Going through the whole process of digital to print, I think there are elements that I could execute in a stronger manner going forward. It’s definitely interesting to see it play out over a longer period, and see it roll out in segments that may not be issue one and issue two, but chapters. That’s the kind of interesting exploration I would want to continue, the way you could narratively break out a novel and release that chapter by chapter. It might be a little stranger than if you released it issue by issue and then collected in a trade. For good and bad, Motorcycle Samurai took a long time, but it also didn’t follow that traditional issue format and it might have played out a little differently if it had.
Motorcycle Samurai is your first major comic work. What’s next on the horizon?

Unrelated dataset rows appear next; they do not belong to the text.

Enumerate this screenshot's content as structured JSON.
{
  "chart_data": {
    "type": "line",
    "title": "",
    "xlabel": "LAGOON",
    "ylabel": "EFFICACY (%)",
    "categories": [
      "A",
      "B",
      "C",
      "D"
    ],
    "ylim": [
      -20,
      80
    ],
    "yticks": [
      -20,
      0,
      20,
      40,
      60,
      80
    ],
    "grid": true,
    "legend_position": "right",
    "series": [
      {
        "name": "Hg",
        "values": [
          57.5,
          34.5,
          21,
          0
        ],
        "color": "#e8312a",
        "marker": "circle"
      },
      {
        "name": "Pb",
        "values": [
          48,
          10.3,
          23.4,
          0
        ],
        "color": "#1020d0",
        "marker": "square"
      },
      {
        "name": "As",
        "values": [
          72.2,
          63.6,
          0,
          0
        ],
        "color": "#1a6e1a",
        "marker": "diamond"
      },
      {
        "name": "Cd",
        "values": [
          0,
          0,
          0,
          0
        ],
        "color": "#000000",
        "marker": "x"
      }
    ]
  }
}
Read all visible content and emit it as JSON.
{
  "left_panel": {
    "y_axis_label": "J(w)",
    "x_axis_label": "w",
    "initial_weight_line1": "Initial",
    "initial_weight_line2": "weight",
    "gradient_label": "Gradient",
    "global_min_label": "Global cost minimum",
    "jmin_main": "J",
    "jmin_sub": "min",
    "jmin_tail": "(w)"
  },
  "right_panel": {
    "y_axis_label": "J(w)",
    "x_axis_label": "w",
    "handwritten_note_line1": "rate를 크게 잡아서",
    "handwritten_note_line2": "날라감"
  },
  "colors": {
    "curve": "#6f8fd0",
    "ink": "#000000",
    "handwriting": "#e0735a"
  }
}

Sheridan: There are a couple other projects that are coming up that I’m really interested in, but those details are still getting ironed out. I would just say, anybody who’s involved in reading comics today is being slowly introduced to what it’s like to read digitally, and to just continue to use that platform to drive where you might want to go in print. I think it makes a big difference. You’re not limited by print costs within digital, and if you can push any creators you’re interested in in the digital world and help them find a foothold and have a better place to tell their stories, that would be my takeaway.